NodeB was upgraded to include an ATI Mach 64 video card, 128MB of some
memory, and a DE500-AA network card, 5 days prior to the time it began
crashing.
Memory seems to be ruled out, as it was all pulled, tested, and nodeA still
crashed. Video cards were different during crashes, so only commonality
would be the fact that there *was* a vga card in both nodes. Network cards
have not been ruled out, though nodeA is running fine with the DE500-AA since
the system board swap. I am suspicious of some weird interaction between
the network card and the system board firmware rev. The other weird thing is
the (approximately) 5 day period we see between crashes.

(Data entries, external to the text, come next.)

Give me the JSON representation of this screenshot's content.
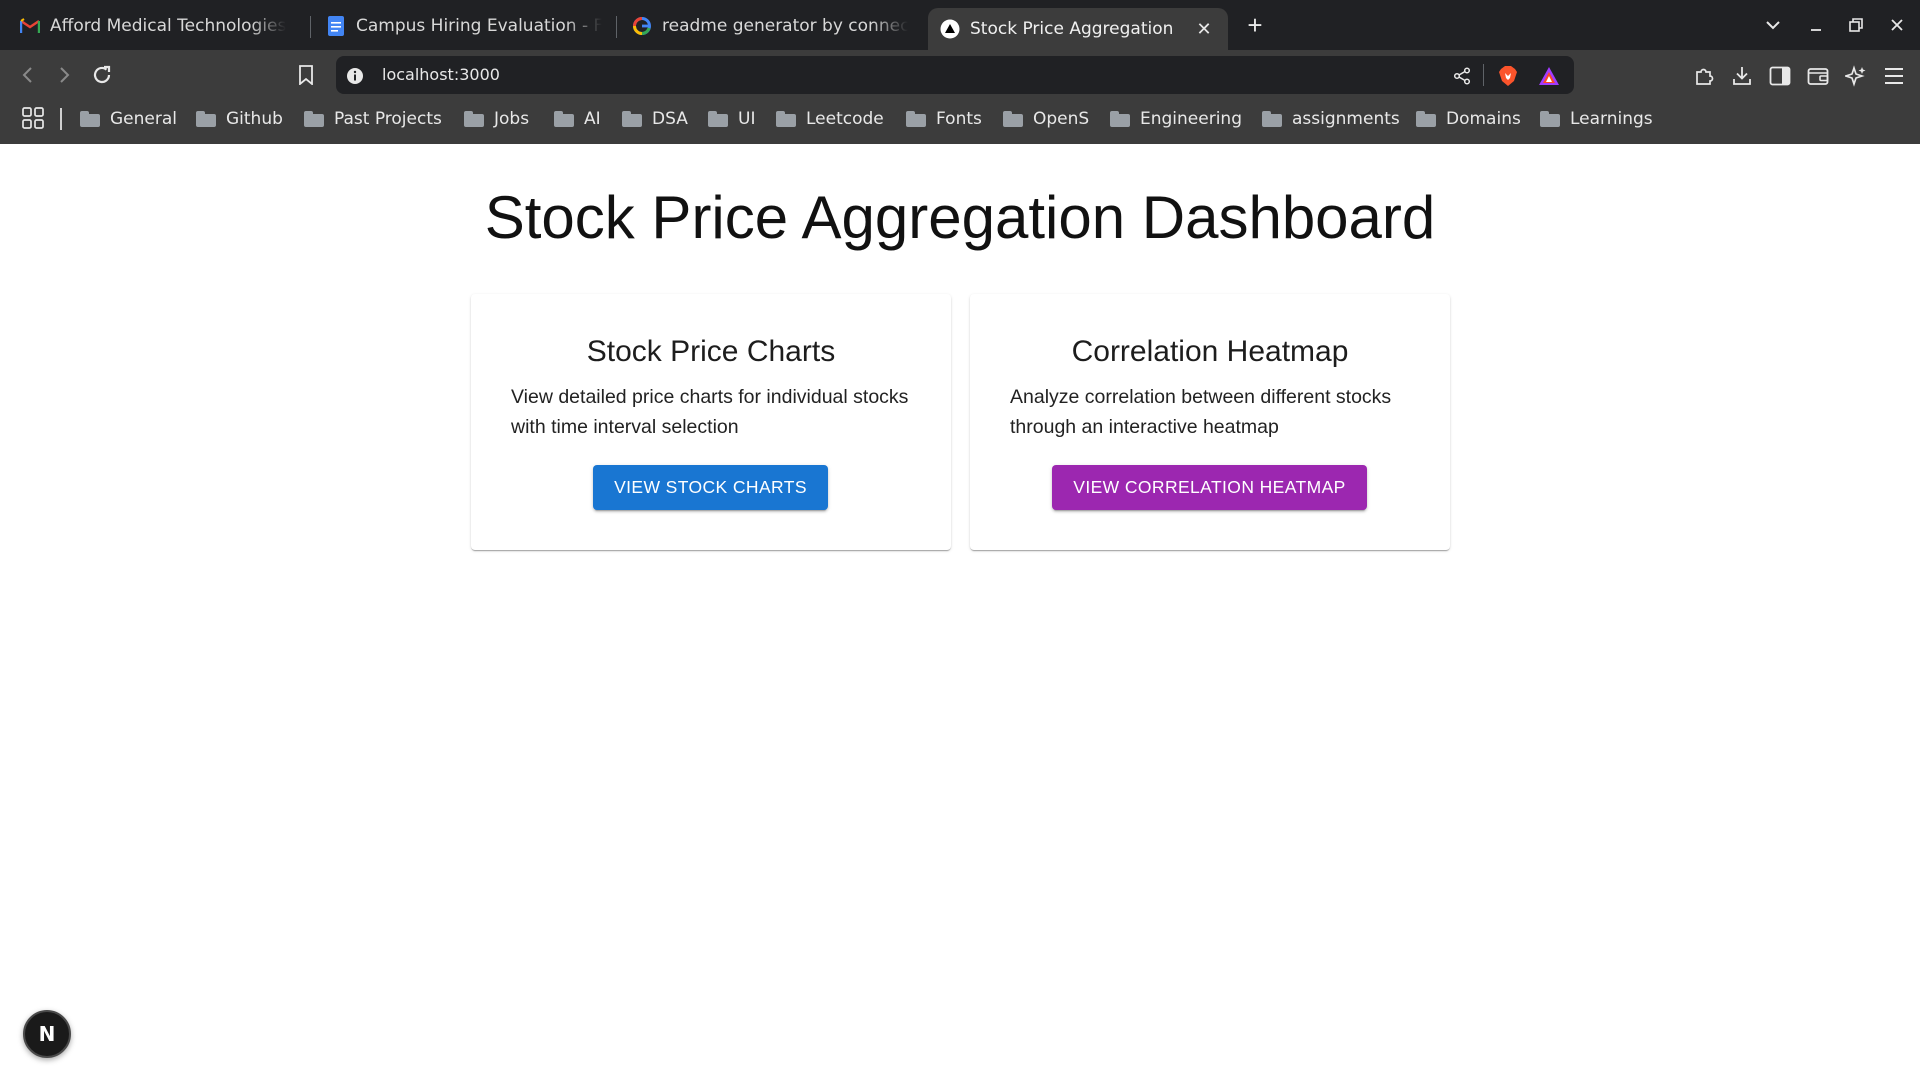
{
  "browser": {
    "tabs": [
      {
        "title": "Afford Medical Technologies",
        "favicon": "gmail-icon"
      },
      {
        "title": "Campus Hiring Evaluation - Fu",
        "favicon": "docs-icon"
      },
      {
        "title": "readme generator by connec",
        "favicon": "google-icon"
      },
      {
        "title": "Stock Price Aggregation",
        "favicon": "nextjs-triangle-icon",
        "active": true
      }
    ],
    "url": "localhost:3000",
    "bookmarks": [
      "General",
      "Github",
      "Past Projects",
      "Jobs",
      "AI",
      "DSA",
      "UI",
      "Leetcode",
      "Fonts",
      "OpenS",
      "Engineering",
      "assignments",
      "Domains",
      "Learnings"
    ]
  },
  "page": {
    "title": "Stock Price Aggregation Dashboard",
    "cards": [
      {
        "title": "Stock Price Charts",
        "description": "View detailed price charts for individual stocks with time interval selection",
        "button": "VIEW STOCK CHARTS",
        "button_color": "#1976d2"
      },
      {
        "title": "Correlation Heatmap",
        "description": "Analyze correlation between different stocks through an interactive heatmap",
        "button": "VIEW CORRELATION HEATMAP",
        "button_color": "#9c27b0"
      }
    ]
  },
  "dev_badge": {
    "label": "N",
    "icon": "nextjs-devtools-icon"
  },
  "colors": {
    "chrome_dark": "#202124",
    "chrome_toolbar": "#3c3c3c",
    "primary": "#1976d2",
    "secondary": "#9c27b0"
  }
}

Error msgs appended at end. If anyone has seen anything similar, please
get back to me with info. Thanks much!
--
Judith Reed
jreed_at_appliedtheory.com
(315) 453-2912 x335
===========================================================================
Error msgs:
----- EVENT INFORMATION -----
EVENT CLASS ERROR EVENT
OS EVENT TYPE 302. PANIC
SEQUENCE NUMBER 2.
OPERATING SYSTEM DEC OSF/1
OCCURRED/LOGGED ON Wed Oct 8 23:05:28 1997
OCCURRED ON SYSTEM nodeB
SYSTEM ID x0006000D CPU TYPE: DEC 7000
SYSTYPE x00000000
MESSAGE panic (cpu 0): Machine check -
_Hardware error
********************************* ENTRY 3. ********************************
*
----- EVENT INFORMATION -----
EVENT CLASS ERROR EVENT
OS EVENT TYPE 100. CPU EXCEPTION
SEQUENCE NUMBER 1.
OPERATING SYSTEM DEC OSF/1
OCCURRED/LOGGED ON Wed Oct 8 23:05:28 1997
OCCURRED ON SYSTEM nodeB
SYSTEM ID x0006000D CPU TYPE: DEC 7000
SYSTYPE x00000000
----- UNIT INFORMATION -----
UNIT CLASS CPU
Received on Thu Oct 09 1997 - 15:28:42 NZDT